Malgré tout, le succès de L'Orgueil des marines et les excellentes critiques reçues par les interprètes ne suffirent pas à établir Eleanor comme une grande vedette maison, à qui la Warner aurait proposé ses meilleurs projets. L'actrice enchaîna alors avec une série de films très oubliables, que je n'ai d'ailleurs jamais eu envie de revoir. Dans Never Say Goodbye (1946), une comédie de remariage héritière des années 1930, elle donne avec beaucoup d'élégance et un certain piquant la réplique à Errol Flynn, sans que la médiocrité du scénario et de la mise en scène lui permette de faire montre de l'abattage comique typique des actrices d'antan, comme aurait pu le faire par exemple son idole Carole Lombard.

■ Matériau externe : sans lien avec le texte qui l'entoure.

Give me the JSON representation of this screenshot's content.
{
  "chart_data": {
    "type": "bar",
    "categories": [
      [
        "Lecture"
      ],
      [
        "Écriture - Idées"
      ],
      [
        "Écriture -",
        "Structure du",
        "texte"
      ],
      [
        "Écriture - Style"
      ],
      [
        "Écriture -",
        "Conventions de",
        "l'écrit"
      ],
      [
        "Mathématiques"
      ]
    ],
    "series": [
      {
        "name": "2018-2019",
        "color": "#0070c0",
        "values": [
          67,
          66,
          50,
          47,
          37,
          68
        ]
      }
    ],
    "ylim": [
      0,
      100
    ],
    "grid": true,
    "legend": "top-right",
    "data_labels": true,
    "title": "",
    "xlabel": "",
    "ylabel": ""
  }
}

Elle retrouva Flynn un an plus tard dans Escape Me Never, encore une histoire d'un autre temps qui avait déjà été adaptée par le cinéma britannique en 1935 avec Elisabeth Bergner. C'est ici Ida Lupino qui reprend le rôle qui avait valu à l'actrice autrichienne une nomination aux Oscars, mais le film est tellement insipide que je suis incapable de me rappeler quoi que ce soit, sinon qu'elle y porte une culotte tyrolienne. Eleanor est quant à elle très distinguée dans le rôle de la jeune fille de bonne famille, mais ce n'est clairement pas sa prestation la plus mémorable. Idem la même année pour L'Aventure à deux (The Voice of the Turtle), l'adaptation d'un grand succès de Broadway où Ronald Reagan tente de vaincre ses préjugés envers l'amour, et où on l'aurait souhaitée plus malicieuse.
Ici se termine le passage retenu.